You are dead right regarding springer recoil however there is a significant fundamental difference between gunpowder artillery recoil and springer airgun recoil. Regarding real artillery I have 30 years experience live firing muzzle loading artillery in competitions. Like any firearm, artillery recoil is usually insignificant until the projectile has left the muzzle.
View attachment 288062 This above photo is a "unicorn" blind luck photo. The projectile is exiting the muzzle at this very instant. The grey "flower petals" at the muzzle are gases exiting around the projectile via the seven rifling grooves in the cannon. The firing lanyard is still springing back towards the cannoneer who fired the gun. The vent blast is only three feet high and all fire. If you look at the gun trail you will see it is squarely on a piece of plywood which we use to reduce friction in traverse sighting. Recoil has not even started in this photo and the projectile is at the muzzle. Next photo:
View attachment 288063 The gun is in recoil and from the muzzle blast the shell is on its way to a target a half mile away. The crew member's images are sharp but the gun wheels are blurred. Also note that the trail is no longer on the plywood as in the first photo. The recoil is approximately 6 feet.

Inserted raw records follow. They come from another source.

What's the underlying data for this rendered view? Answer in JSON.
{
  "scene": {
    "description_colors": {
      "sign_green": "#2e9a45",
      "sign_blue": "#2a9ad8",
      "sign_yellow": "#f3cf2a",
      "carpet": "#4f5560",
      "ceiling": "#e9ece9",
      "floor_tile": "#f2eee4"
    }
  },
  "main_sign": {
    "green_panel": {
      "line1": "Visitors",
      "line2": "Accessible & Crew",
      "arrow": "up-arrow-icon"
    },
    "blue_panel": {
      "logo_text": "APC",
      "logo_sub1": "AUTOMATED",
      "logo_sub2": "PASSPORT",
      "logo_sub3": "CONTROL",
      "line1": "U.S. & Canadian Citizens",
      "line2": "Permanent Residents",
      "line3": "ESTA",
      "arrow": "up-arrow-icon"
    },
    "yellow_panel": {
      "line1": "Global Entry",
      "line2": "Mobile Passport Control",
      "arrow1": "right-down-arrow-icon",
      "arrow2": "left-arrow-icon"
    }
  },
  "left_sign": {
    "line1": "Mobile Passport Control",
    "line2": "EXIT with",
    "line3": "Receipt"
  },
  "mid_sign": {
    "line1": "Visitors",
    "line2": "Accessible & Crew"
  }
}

Free recoil of artillery does not effect accuracy. The reason for free rolling recoil with the CW/muzzleloading guns and spring buffers in modern arty is to allow the guns to be operated without recoil stresses breaking things. Spring buffers also allowed recoil spades to be used so you don't have to manually roll the gun back into battery after each shot.
A springer air gun goes "sproing, slam, rattle" while the pellet is still in the barrel. The loose hold allows a springer to recoil the same way with every shot. With pellet still in the barrel the loose hold is critical for accuracy by making the recoil derangement as consistent as possible shot to shot. Regards, Badger.